The Congressional Budget Office, which provides Congress with nonpartisan information, estimates and analyses to aid in economic and budgetary decisions, has its own rules, logic and infrastructure that "makes perfect sense internal to that world," while the health policy community also operates under its own separate rationale, noted O'Grady, who served as assistant secretary for planning and evaluation at Health and Human Services from 2003 to 2005.

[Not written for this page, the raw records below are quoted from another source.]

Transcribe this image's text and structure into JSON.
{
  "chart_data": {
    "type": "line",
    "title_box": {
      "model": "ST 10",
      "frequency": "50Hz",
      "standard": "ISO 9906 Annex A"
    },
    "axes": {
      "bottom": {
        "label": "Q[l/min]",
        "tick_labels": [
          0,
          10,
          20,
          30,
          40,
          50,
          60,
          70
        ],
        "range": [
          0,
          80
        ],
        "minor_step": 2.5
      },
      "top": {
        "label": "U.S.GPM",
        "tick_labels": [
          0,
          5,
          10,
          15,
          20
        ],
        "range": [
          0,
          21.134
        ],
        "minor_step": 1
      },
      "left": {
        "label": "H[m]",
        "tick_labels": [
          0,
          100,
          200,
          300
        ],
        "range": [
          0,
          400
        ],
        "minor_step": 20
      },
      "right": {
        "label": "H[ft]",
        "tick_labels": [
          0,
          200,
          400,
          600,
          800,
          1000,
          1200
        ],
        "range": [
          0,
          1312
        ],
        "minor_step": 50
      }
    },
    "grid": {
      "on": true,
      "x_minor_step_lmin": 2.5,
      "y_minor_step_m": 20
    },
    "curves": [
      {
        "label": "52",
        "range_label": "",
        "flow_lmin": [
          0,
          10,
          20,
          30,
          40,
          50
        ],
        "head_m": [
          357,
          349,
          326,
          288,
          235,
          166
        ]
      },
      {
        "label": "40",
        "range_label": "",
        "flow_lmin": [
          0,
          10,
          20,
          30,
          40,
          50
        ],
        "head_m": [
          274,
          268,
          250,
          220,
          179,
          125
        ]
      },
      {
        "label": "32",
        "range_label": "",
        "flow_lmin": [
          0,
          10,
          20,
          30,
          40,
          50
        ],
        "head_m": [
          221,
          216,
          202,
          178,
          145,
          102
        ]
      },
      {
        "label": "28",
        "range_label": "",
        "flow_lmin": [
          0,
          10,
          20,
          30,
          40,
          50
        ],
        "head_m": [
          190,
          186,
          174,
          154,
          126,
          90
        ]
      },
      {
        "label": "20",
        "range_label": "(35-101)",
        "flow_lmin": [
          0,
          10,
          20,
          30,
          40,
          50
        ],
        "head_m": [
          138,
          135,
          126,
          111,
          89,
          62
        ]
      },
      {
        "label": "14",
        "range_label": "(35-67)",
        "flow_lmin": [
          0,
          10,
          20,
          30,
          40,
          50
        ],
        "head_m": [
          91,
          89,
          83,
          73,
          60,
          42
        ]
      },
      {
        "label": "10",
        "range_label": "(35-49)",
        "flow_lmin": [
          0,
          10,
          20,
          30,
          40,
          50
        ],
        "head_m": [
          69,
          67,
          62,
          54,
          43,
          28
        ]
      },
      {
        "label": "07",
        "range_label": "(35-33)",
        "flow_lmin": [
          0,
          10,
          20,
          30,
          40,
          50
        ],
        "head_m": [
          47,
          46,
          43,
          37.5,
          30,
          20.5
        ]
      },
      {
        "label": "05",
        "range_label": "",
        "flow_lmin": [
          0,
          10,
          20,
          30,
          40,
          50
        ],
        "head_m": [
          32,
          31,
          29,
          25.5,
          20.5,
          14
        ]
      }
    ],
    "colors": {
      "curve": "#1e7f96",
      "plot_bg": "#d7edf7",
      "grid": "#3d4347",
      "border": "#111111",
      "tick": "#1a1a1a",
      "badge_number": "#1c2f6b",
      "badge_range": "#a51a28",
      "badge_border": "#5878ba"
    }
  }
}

And when the two policy worlds intersect, he said, "you end up with a less than optimal, sometimes less than rational, interaction," which often results in unintended negative consequences.

But, O'Grady said, given how science has progressed over the past few decades, the interaction between the two policy groups can be improved.

O'Grady said he and his colleagues have developed a report, scheduled to publish in the coming weeks in the policy journal Health Affairs, intended to help guide health and budget policymakers to come together to "have a much more rigorous, robust set of estimates that get to the final bottom line is making sure decision-makers have really the best data available to them."

The report uses diabetes epidemiological data, which O'Grady said is "perhaps the best candidate to demonstrate the contribution epidemiological modeling" can make for cost estimating.

However, he cautioned budget analysts that when using disease epidemiological data in cost-estimating, they should look beyond the 10-year budget window.

While the 10-year budget window is a "perfectly rational" structure for cost-estimating in building the next aircraft carrier, for chronic diseases, where outcomes and expenses may not be clear until the 12th or even the 16th year, "if you limit yourself to the 10-year view, you are not going to get the complete picture," O'Grady said.